Steinberg and several other senators argued to the proponents of the bill that they have no evidence that a new department will help the elderly, particularly at a time of fiscal crisis, when all existing departments have had to make cutbacks.
Even Tayback, who was believed to support the bill, spoke against it, albeit half-heartedly, explaining that he was speaking for Gov. Harry Hughes and not as an individual. Hughes, he said, believes that services to the elderly can be improved under the present system.
But this did little to pacify the elderly listeners, who sat attentively in the audience, occasionally hissing under their breath at the senators. As they left, they variously called the committee "mean," "callous," and chartered bus: "They [the senators] obviously don't think they're ever going to get old."
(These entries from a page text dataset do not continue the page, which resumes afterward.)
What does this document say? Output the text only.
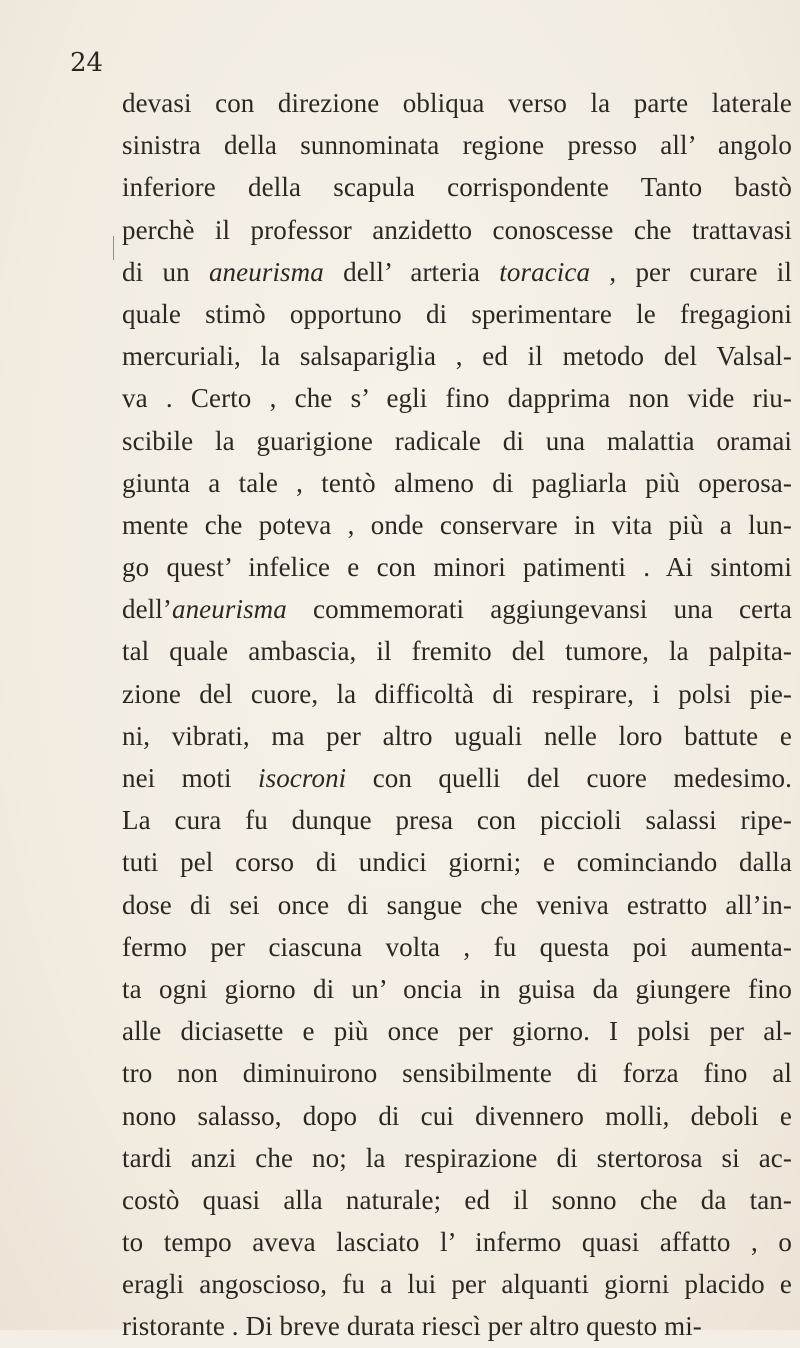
24
devasi con direzione obliqua verso la parte laterale
sinistra della sunnominata regione presso all’ angolo
inferiore della scapula corrispondente Tanto bastò
perchè il professor anzidetto conoscesse che trattavasi
di un aneurisma dell’ arteria toracica , per curare il
quale stimò opportuno di sperimentare le fregagioni
mercuriali, la salsapariglia , ed il metodo del Valsal-
va . Certo , che s’ egli fino dapprima non vide riu-
scibile la guarigione radicale di una malattia oramai
giunta a tale , tentò almeno di pagliarla più operosa-
mente che poteva , onde conservare in vita più a lun-
go quest’ infelice e con minori patimenti . Ai sintomi
dell’aneurisma commemorati aggiungevansi una certa
tal quale ambascia, il fremito del tumore, la palpita-
zione del cuore, la difficoltà di respirare, i polsi pie-
ni, vibrati, ma per altro uguali nelle loro battute e
nei moti isocroni con quelli del cuore medesimo.
La cura fu dunque presa con piccioli salassi ripe-
tuti pel corso di undici giorni; e cominciando dalla
dose di sei once di sangue che veniva estratto all’in-
fermo per ciascuna volta , fu questa poi aumenta-
ta ogni giorno di un’ oncia in guisa da giungere fino
alle diciasette e più once per giorno. I polsi per al-
tro non diminuirono sensibilmente di forza fino al
nono salasso, dopo di cui divennero molli, deboli e
tardi anzi che no; la respirazione di stertorosa si ac-
costò quasi alla naturale; ed il sonno che da tan-
to tempo aveva lasciato l’ infermo quasi affatto , o
eragli angoscioso, fu a lui per alquanti giorni placido e
ristorante . Di breve durata riescì per altro questo mi-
The bill will probably be sent to a summer study session rather than to the Senate floor, several committee members said. But given the huge turnout today and elderly voters' reputation for similarly high turnouts on election day, several legislators expressed surprise at Steinberg's firm stand. By contrast, Anne Arundel County Executive Robert Pascal, a leading Republican prospect for the governor's race in 1982, showed up to support the bill, to resounding applause from the audience.
And, 29 senators signed up to co-sponsor the bill with its prime sponsor Sen. Margaret Schweinhaut (D-Montgomery County), the Senate's senior member at 75 and a longstanding advocate whose record on elderly causes gives her a status here akin to that held by Florida's Claude Pepper in Congress.
Schweinhaut, her white hair glistening under the klieg lights, cut a commanding figure at the witness table as she pointed her finger at the committee and warned: "Let me tell you this. Older people have only so many years left to live. If you're going to leave them in the quagmire of the bureaucracy, they'll die before they ever reach the programs."